WASHINGTON -- The Washington Wizards have won six of their last nine games since franchise point guard John Wallreturned to the lineup. In that short span of time the team has gone from being a laughingstock with the NBA's worst record to an up-tempo, defense-first unit that is beginning to draw respect around the league.
There are a number of players, most notably Bradley Beal and Nene, who deserve credit for the team's recent turnaround. However, the returning Wall has been the driving force behind the team's surge. And the rest of the league is starting to talk.
Minnesota Timberwolves point guard Luke Ridnour played against Wall for much of Washington's blowout victory. Wall had a transformative effect on Washington's offense on the way to 14 points and five assists in only 21 minutes of playing time. Asked to describe the changes in Wall's game, "He's gotten better this year at getting in (the paint) and finding people." Wall did this time and time again as he led the NBA's worst offense on a per possession basis to 114 points in the team's win over Minnesota.
This ability to make the game easier for his teammates has been shown time and time again to be far more valuable than mere points or assists. According to NBA.com/stats, Washington has scored 102.6 points per 100 possessions and posted a 54 percent true shooting percentage in the nine games since Wall returned. For the team's previous 33 games? They scored 93.1 points per 100 possessions and posted a team-wide true shooting percentage of only 48.4 percent.
Speaking after Washington's 86-73 victory over the Chicago Bulls, Wall gave credit for Washington's improved performance to his teammates. "It's not just me. Never just me. It's my team. I just wanted to come in and be a spark for my team." He would go on to add, "I think I'm just doing a great job of getting easy shots for my teammates and making the game easy. My team is doing a great job of building their confidence and playing the same way."
While Wall's humility is admirable, his teammates, no matter how hard they try, are physically incapable of some of the things Wall can do on the court. His speed, when combined with his court vision, pass-first tendencies and requisite size to see over the top of defenses, allows Wall to push the pace and get a relatively unskilled offense desperately-needed easy shots. Washington is averaging 98.8 possessions per 48 minutes with Wall on the court this season while averaging 93.6 when he sits, as per NBA.com/stats.
Chicago held Washington to 36 percent shooting in their previous match up, an 87-77 Bulls win at the United Center. Washington coach Randy Wittman gave credit for his team's improved offensive performance to the Wizards' ability to control the pace.
"I thought A.J. (Price) kept pace in the game, which is important against this team you've got to have pace. And having John and A.J., which we didn't in the first game against them. They want you to walk it up and down and play a slugfest."
Bulls guard Kirk Hinrich, who played with Wall during his rookie season, feels that Wall has improved as a playmaker and matured as a leader.

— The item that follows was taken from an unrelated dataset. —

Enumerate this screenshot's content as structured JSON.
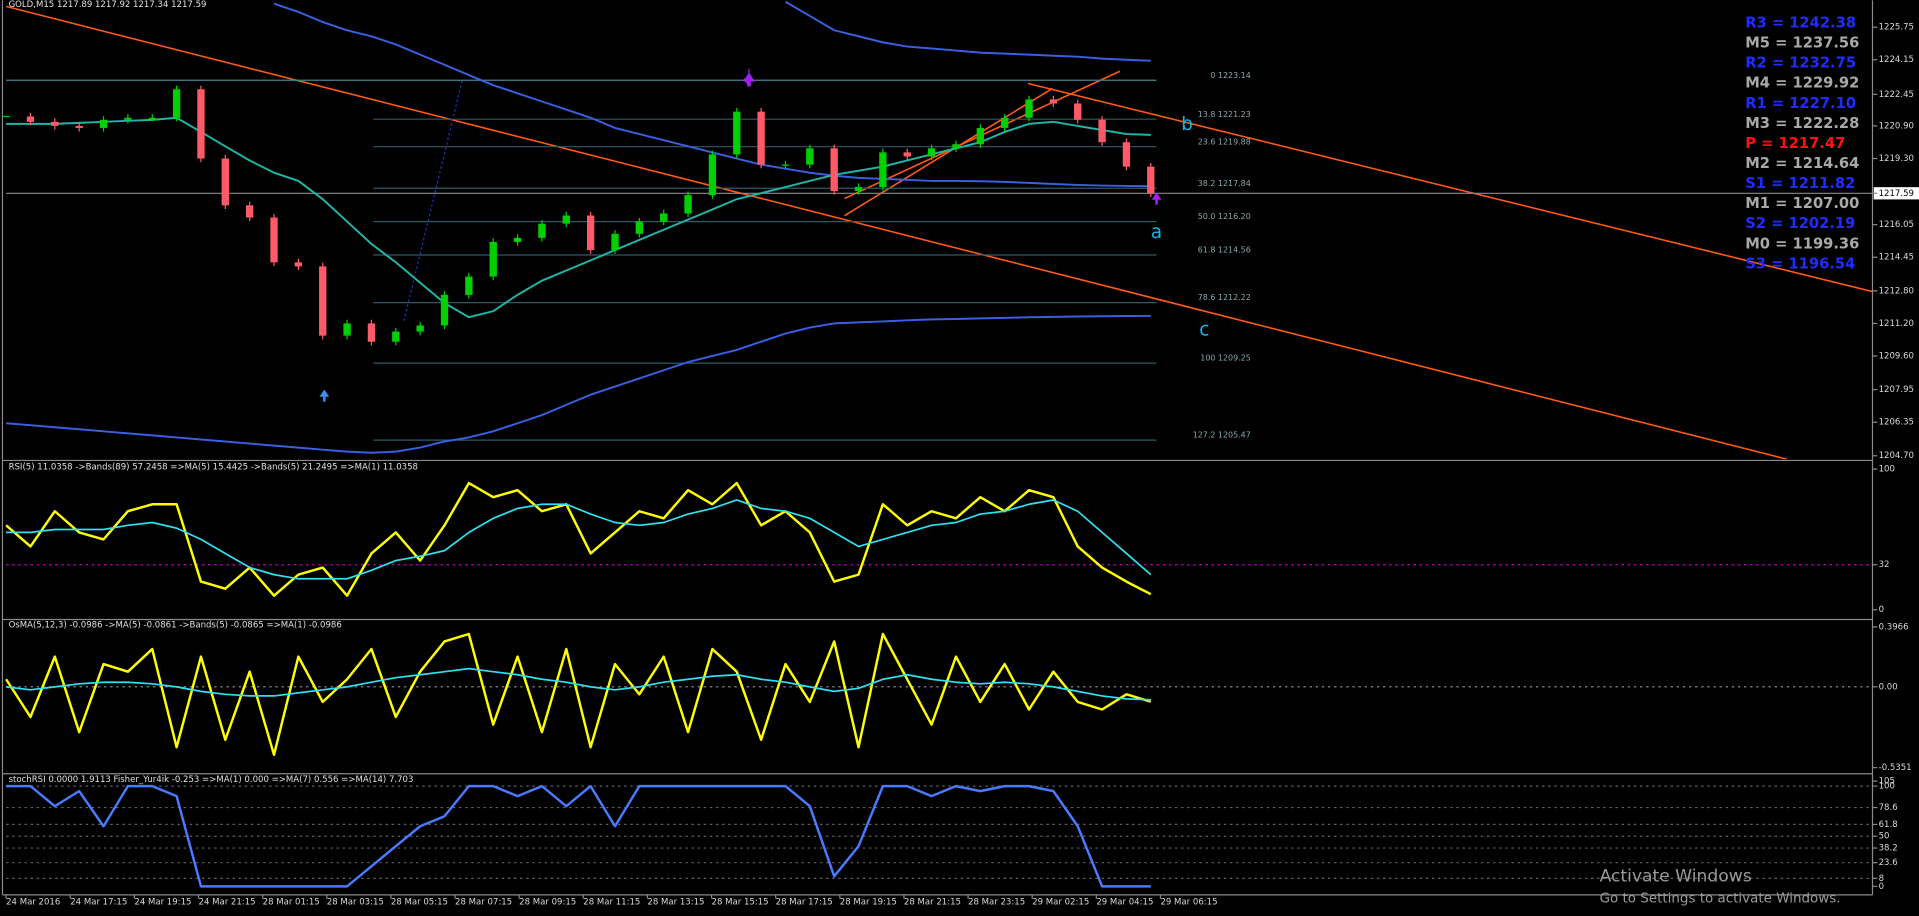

Speaking after the game, he said that, while he's been focused on his current team, he's kept track of Wall's improvements as a leader, adding, "I think he's grown up. Maturity-wise, definitely."
The maturity and leadership Hinrich spoke of are excellent signs that Wall is on the right track, not only as a player but as a locker room presence. Washington as an organization doesn't have the resources and mystique of a New York or Los Angeles. The best way for the franchise to compete with these basketball juggernauts and their numerous superstars is to be more than the sum of its parts.
Intangibles in basketball are hard to measure or define, but they tend to all come back to a players' ability to make their teammates better. Wall's scoring and raw assist totals sure look nice, but his ability to take an offense that had been awful and make it exciting, coherent and effective is what will make or break him as a franchise player. So far, so good.